Quoi qu’il en soit, nous n’en sommes pas encore là et, c’est pourquoi,
il faut aller voir du côté des médias plus démocratiques où le citoyen
s’exprime directement. Indiscutablement depuis dix ans, grâce à
l’Internet, le citoyen a pris la parole sur la toile par
l’intermédiaire des forums (débats collectifs), des sites web
(exposition directe d’idées d’un individu sans interaction possible) et
de blogs (expression directe d’idées d’un seul individu avec ouverture
immédiate au débat). Le phénomène est évidemment limité aux économies
développées et, tendanciellement, la plupart des ménages européens
s’équipent d’un ordinateur avec Internet. Et pour ceux qui n’y
auraient pas accès, se sont multipliés les cybercafés et les
Internetpoint (2 euros l’heure en moyenne).
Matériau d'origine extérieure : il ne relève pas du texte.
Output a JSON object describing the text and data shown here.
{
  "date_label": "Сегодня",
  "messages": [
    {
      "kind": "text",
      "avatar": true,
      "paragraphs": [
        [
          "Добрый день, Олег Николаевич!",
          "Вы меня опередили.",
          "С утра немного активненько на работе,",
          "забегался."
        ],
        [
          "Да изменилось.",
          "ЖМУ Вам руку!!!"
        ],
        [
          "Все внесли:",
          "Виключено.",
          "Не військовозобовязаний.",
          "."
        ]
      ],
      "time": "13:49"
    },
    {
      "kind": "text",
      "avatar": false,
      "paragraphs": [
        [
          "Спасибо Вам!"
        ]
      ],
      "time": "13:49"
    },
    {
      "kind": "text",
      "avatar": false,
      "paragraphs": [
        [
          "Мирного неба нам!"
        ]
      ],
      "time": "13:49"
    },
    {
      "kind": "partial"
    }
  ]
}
Mais parle-t-on d’Europe sur ces médias
citoyens que sont les blogs ? Les citoyens se sont-ils saisis de
l’Europe comme un sujet de discutions primordial ? Concentrons-nous sur
le cas de la France et penchons nous, à titre d'exemple, sur le dernier
classement politique wikio (1er mai). Que constate-t-on ?
Parmi le top 20, un seul blog parle d’Europe : Coulisses de Bruxelles,
le blog de Jean Quatremer qui arrive en troisième position… Cependant,
Jean Quatremer est-il un citoyen comme les autres ? Son blog n’a-t-il
pas justement autant de succès parce qu’il est journaliste ? Le blog de
Jean Quatremer en plus d’être un blog de journaliste est une exception
dans une masse de blogs politiques qui ne parlent pas franchement
d’Europe. Les blogs suivants sont essentiellement des blogs couvrant
l’actualité politique nationale. D’un côté, nous avons la blogosphère
de la gauche démocratique qui évacue très souvent le sujet européen,
d’un autre côté les blog de droite (sous représentés) qui sont loin de
proposer un regard objectif sur l’Europe puisque nous pouvons remarquer
une certaine redondance dans les sujets (comme la question de l’entrée
de la Turquie). Nous constatons tout de même que les blogs proche de la
gauche radicale, qui avaient fleuri en masse entre 2005 et 2006, n’ont
pas réussi à se hisser dans le top 100 du dernier classement wikio. En
revanche, à la 97e place, a réussi à se hisser un blog d’extrême droite
clairement proche du FN. Les blogs de la sphère Modem sont assez
nombreux dans le classement wikio et sont aussi ceux qui abordent le
plus souvent la question européenne (comparés aux autres blogs
politiques parce que, dans l’absolu, l’Europe n’est pas non plus pour
eux un sujet de prédilection). Enfin, les autres blogs consacrés
exclusivement à l’Europe qui apparaissent ensuite dans le classement
sont RELATIO.fr, le blog Publius et celui de Dominique
Reynié, Opinion européenne.
Que conclure de ce rapide panorama ? D’abord, qu’il est difficile de
consacrer un blog exclusivement à l’Europe, d’aborder l’information ou
d’exposer ses opinions dans une perspective exclusivement européenne
tout en ayant un taux de fréquentation qui permettent d’avoir une
visibilité maximum sur la toile (référencement, apparition dans le top
des classements). Ensuite, il semble aussi que l’Europe, pour qu’elle
puisse intéresser les visiteurs, doit être traitée par des experts
(journalistes, professeurs, etc.). C’est pourquoi, plus qu’une
blogosphère anti-européenne (qui existe mais à l’audience limitée au
vue des classements), il existe plutôt un silence généralisé sur
l’Europe qui traverse toutes les blogosphères d’importance (PS et
gauche démocratique, Modem et centre, UMP).
Il ne faut donc
pas réduire la blogosphère a deux camps : les blogs antieuropéens d’un
côté ; les blogs proeuropéens de l’autre. D’une part, les blogs
antieuropéens se sont décrédibilisés sur le long terme du fait de leur
manque d’ouverture au débat et de la redondance de leurs arguments.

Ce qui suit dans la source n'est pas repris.